The upgrade reflects rising confidence in the country’s macroeconomic performance and suggests that the West African nation is on track to record its strongest growth in over a decade. Growth in 2025 was estimated at about 4.2 per cent, led by robust expansion in the services sector, particularly finance and information and communication technology, a modest rebound in agriculture, and Nigeria’s emergence as a net exporter of refined petroleum products.
The World Bank attributed the enhanced outlook to continued momentum in services, improving agricultural output, and a modest recovery in non-oil industrial activity. It also pointed to ongoing economic reforms, especially in the tax system, and a prudent monetary policy stance as key supports for economic activity, investor confidence and inflation moderation.

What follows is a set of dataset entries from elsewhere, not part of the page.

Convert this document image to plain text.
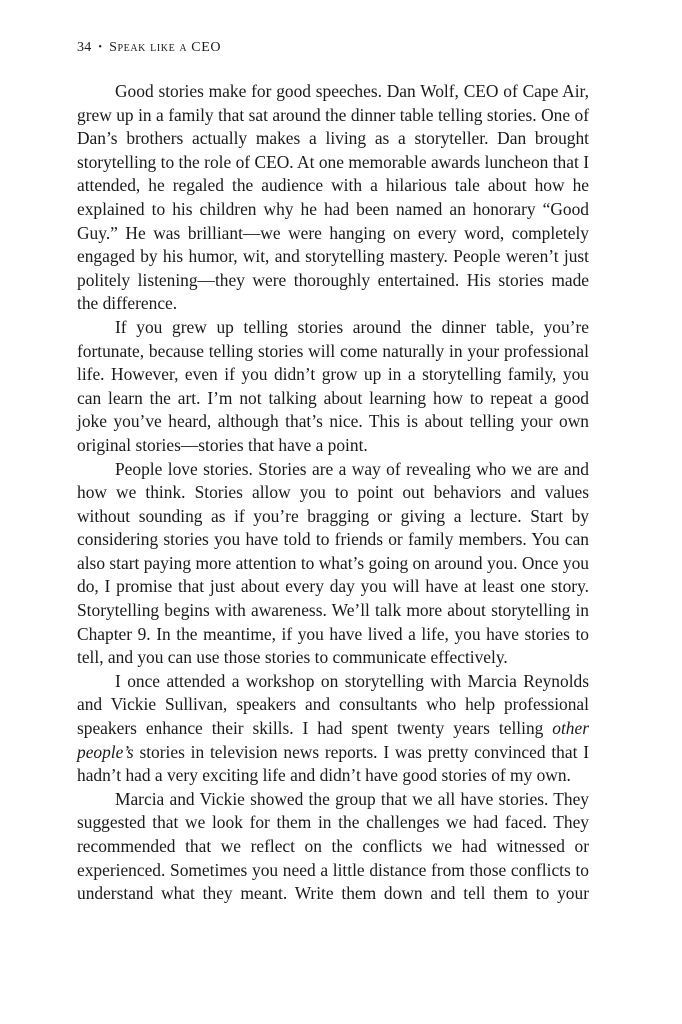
34 • Speak like a CEO

Good stories make for good speeches. Dan Wolf, CEO of Cape Air, grew up in a family that sat around the dinner table telling stories. One of Dan’s brothers actually makes a living as a storyteller. Dan brought storytelling to the role of CEO. At one memorable awards luncheon that I attended, he regaled the audience with a hilarious tale about how he explained to his children why he had been named an honorary “Good Guy.” He was brilliant—we were hanging on every word, completely engaged by his humor, wit, and storytelling mastery. People weren’t just politely listening—they were thoroughly entertained. His stories made the difference.

If you grew up telling stories around the dinner table, you’re fortunate, because telling stories will come naturally in your professional life. However, even if you didn’t grow up in a storytelling family, you can learn the art. I’m not talking about learning how to repeat a good joke you’ve heard, although that’s nice. This is about telling your own original stories—stories that have a point.

People love stories. Stories are a way of revealing who we are and how we think. Stories allow you to point out behaviors and values without sounding as if you’re bragging or giving a lecture. Start by considering stories you have told to friends or family members. You can also start paying more attention to what’s going on around you. Once you do, I promise that just about every day you will have at least one story. Storytelling begins with awareness. We’ll talk more about storytelling in Chapter 9. In the meantime, if you have lived a life, you have stories to tell, and you can use those stories to communicate effectively.

I once attended a workshop on storytelling with Marcia Reynolds and Vickie Sullivan, speakers and consultants who help professional speakers enhance their skills. I had spent twenty years telling other people’s stories in television news reports. I was pretty convinced that I hadn’t had a very exciting life and didn’t have good stories of my own.

Marcia and Vickie showed the group that we all have stories. They suggested that we look for them in the challenges we had faced. They recommended that we reflect on the conflicts we had witnessed or experienced. Sometimes you need a little distance from those conflicts to understand what they meant. Write them down and tell them to your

Higher domestic oil output is expected to help offset weaker global oil prices, boosting fiscal revenues and strengthening external balances.
Despite the positive trajectory, the Bank cautioned that long-standing structural challenges, such as weak institutional frameworks and vulnerabilities from oil revenue dependence, must be addressed to sustain durable and inclusive growth.
Regionally and globally, the World Bank report noted that Sub-Saharan Africa’s overall growth is expected to strengthen, while world GDP growth is projected to remain resilient, moderating slightly in 2026 before rising in 2027.
Economy watchers see the revised World Bank outlook as a welcome signal that recent reform efforts may be bearing fruit, even as policymakers grapple with inflation, unemployment and broader development challenges.